I can only imagine how disorienting it could be for an Omega in a space designed for violence.

So this space is outfitted with noise-canceling technology and light dimming options. "

Forrest gestures toward the small room where I hid. "That room back there? It used to be my father's nest away from home. Jesus Christ, I never understood why he insisted on all these accommodations until just now."

I just stand there, processing the implications of what he's telling me. Forrest's father built this entire private box with features specifically for an Omega's comfort. Something about Forrest being as clueless as I feel makes me smile.

He might be a big bad Valla but it's the small moments of revelation or confusion as he tries to understand me that makes it all better.

"I keep telling myself this world isn't made for an Omega," Forrest continues, his voice rough with emotion.

"That I don't want you to see this side of me or understand what I really do.

And I know it's only been a few days, Sterling, but.

.." He pauses, and I can feel his heart racing against my back.

"My father adapted his world for his Omega.

Made space for him in places where Omegas weren't supposed to exist.
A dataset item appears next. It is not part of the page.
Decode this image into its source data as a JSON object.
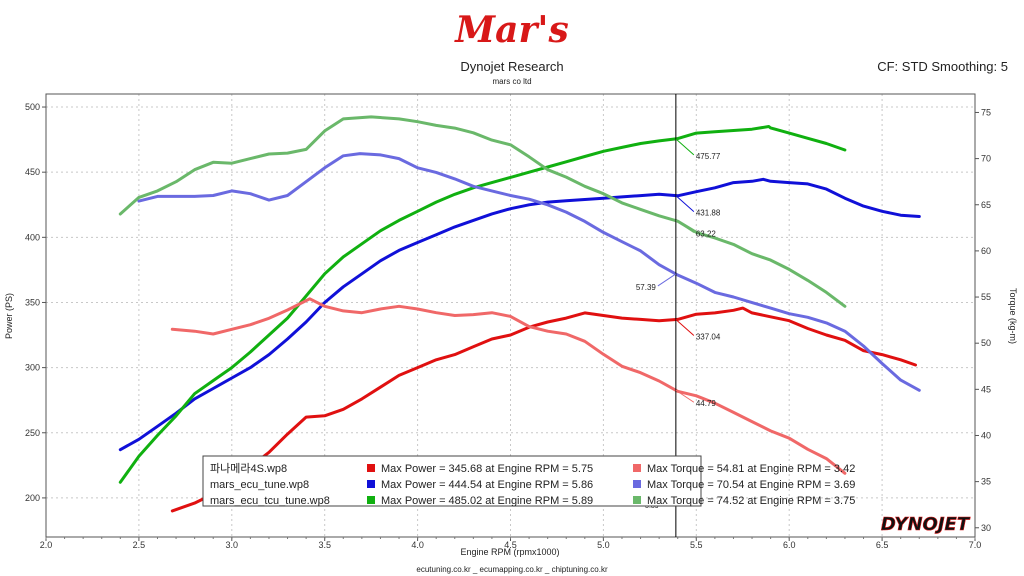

Fuck, I'm going to do the same for you. "

Tears spring to my eyes without warning, emotion overwhelming my carefully maintained composure. "Valla?" I twist around to look up at him.

Forrest grins, that beautiful expression that transforms his face from dangerous to devastating, and cups my face in his hands. "I'm going to fall in love with you, Sterling King. Fuck, I think I'm already falling."

Then his mouth is on mine, kissing me with a passion that steals my breath and makes my knees weak. I desperately kiss him back, pouring every confused emotion into the contact. Fear and hope and desperate need all tangled together until I can't separate them.

When we finally break apart, both of us breathing hard, Forrest rests his forehead against mine. "You don't have to love me back," he whispers. "Not yet, maybe not ever. But I need you to know that you're not just temporary or convenient. You're becoming everything to me."